Throughout the Design Cycle, students are encouraged to think about Universal Design, the practice of making a design accessible to all those who wish to use it. In one unit, where students are required to design a game controller for a video game they have designed, students must aim to eliminate the barriers that a person may face while playing their game, maximising usability by individuals with a wide variety of characteristics and disabilities.
When possible, members of our community are invited to speak with the students during their initial research phase and evaluation phase of the process. We have welcomed architects, engineers, physiotherapists, interior designers, fashion designers, film directors, and more into our lessons. Through this, we aim to connect our units to the real world but also to inspire, guide and lead our students to see where their creativity, talents and passions will take them.
Fairgreen’s maths and science teachers also create hands-on projects for their students such as solar boat races, Murder Mystery DNA testing, and creating models of large scale items such as the Dubai Frame to a smaller scale. One stand-out scientific architecture project involved Grade 8 students building and testing models of houses that apply traditional Middle Eastern cooling techniques (shading, insulation, air circulation, evaporative cooling, etc.). Through the incorporation of Arduino Uno boards, motors and sensors, students then created solar panels for their houses that were coded to orient themselves to maximise solar input.

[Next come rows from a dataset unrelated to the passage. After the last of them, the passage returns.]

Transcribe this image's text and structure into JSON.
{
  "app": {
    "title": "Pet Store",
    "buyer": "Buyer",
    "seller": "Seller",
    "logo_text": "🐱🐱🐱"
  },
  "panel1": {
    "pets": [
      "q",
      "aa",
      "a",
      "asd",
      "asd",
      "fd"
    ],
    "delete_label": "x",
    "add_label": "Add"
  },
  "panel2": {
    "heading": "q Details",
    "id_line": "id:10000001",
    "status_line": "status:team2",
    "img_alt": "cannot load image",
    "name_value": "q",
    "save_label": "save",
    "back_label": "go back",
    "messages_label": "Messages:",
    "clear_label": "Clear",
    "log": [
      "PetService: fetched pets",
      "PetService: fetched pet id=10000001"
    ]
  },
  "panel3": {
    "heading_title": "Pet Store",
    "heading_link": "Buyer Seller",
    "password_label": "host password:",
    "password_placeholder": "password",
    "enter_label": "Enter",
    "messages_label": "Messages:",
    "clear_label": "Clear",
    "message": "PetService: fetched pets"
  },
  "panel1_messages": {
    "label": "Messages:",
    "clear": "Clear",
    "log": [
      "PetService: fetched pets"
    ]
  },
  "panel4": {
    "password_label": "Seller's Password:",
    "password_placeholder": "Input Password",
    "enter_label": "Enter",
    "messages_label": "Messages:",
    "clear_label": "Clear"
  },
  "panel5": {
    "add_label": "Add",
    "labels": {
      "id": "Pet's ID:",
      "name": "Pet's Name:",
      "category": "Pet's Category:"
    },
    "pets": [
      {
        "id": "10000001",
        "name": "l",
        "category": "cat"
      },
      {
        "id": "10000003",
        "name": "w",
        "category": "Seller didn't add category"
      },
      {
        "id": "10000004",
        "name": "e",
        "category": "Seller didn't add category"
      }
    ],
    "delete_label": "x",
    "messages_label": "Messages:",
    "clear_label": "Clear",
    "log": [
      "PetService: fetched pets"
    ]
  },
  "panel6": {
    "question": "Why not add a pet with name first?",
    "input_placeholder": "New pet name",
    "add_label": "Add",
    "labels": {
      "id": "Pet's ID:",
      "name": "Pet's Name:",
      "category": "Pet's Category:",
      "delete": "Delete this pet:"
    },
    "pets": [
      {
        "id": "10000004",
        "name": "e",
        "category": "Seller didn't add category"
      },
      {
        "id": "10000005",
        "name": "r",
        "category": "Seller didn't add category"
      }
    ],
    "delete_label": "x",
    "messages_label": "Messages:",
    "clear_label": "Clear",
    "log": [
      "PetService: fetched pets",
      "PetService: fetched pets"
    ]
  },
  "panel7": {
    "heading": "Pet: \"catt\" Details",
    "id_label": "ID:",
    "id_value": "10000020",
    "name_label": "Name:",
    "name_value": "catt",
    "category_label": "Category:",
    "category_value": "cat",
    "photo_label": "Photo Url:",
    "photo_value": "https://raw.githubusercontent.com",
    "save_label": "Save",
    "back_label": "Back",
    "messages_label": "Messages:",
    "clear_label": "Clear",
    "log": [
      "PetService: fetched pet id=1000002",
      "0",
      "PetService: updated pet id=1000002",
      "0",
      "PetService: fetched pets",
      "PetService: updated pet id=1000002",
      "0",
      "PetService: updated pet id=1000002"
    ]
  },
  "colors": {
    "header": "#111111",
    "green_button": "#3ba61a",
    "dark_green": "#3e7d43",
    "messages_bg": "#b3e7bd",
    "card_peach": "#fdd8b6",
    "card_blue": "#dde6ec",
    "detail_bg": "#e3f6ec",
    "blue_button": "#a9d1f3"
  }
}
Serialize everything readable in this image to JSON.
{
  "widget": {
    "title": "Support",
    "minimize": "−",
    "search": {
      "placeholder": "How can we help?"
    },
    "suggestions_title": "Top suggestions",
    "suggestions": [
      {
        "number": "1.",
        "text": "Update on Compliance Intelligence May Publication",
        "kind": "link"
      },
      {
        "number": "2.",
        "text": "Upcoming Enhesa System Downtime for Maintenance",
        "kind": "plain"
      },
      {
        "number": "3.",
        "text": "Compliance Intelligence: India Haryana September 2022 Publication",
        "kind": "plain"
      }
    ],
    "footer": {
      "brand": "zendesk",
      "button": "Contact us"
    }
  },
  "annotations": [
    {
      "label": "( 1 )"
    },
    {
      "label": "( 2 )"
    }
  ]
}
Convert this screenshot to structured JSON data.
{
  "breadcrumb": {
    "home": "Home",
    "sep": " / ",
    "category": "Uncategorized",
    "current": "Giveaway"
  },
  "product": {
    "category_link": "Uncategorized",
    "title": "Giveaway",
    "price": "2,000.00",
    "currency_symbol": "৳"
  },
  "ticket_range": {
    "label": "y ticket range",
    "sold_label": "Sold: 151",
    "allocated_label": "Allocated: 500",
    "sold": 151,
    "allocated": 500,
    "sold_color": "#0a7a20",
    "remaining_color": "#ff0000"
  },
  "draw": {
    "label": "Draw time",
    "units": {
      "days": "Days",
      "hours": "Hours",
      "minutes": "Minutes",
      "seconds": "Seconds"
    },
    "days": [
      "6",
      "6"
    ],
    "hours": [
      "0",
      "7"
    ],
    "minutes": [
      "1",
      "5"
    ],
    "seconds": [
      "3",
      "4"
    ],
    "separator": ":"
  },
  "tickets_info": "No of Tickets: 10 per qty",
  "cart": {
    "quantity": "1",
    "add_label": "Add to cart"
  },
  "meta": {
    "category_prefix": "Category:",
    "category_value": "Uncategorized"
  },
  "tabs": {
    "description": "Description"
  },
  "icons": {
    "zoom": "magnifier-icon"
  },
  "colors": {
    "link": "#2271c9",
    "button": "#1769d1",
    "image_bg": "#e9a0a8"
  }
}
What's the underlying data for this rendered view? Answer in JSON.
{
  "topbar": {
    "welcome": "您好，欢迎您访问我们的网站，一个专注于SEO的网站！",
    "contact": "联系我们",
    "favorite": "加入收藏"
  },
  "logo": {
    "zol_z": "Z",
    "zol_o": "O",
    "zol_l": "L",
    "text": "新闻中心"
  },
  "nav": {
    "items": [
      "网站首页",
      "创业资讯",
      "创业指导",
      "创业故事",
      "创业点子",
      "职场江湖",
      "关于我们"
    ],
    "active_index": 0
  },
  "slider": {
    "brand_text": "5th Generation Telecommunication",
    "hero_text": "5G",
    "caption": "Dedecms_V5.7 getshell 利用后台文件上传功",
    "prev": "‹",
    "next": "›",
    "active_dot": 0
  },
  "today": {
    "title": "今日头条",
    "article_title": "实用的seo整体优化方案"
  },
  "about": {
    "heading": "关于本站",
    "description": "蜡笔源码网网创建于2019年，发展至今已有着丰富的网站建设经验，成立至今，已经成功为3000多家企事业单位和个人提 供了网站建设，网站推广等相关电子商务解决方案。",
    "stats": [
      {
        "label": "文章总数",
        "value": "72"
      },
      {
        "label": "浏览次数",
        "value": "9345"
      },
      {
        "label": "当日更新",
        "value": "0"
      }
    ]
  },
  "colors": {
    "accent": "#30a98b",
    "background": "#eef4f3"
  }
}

Major achievements for the Fairgreen International School
Technology is in the DNA of Fairgreen International School. The School build makes minimal environmental impact, utilising solar power for all its energy needs, recycling all its water for agricultural use, and implementing waste separation. It is one of the first fully sustainable schools and campuses in the UAE. In only its fifth year, Fairgreen has already claimed two accolades at the SchoolsCompared.com Top Schools Awards:
- 2019 Award for Outstanding Innovation in the Use of Technology for Education in the UAE (alongside Jumeirah English Speaking School [JESS] Arabian Ranches)
- 2021-22 Most Innovative School in the UAE (alongside The Arbor School Dubai)
Fairgreen continually connects its students with world-class leaders and champions of various industries. It proudly partners with Stephen Ritz, world-renowned educator and founder of The Green Bronx Machine, guiding its health and wellness curriculum.
Fairgreen is one of only a handful of schools in Dubai which has dedicated weekly STEM lessons throughout the Primary School, ensuring it is an integral part of the curriculum, and a leader in STEM best practices.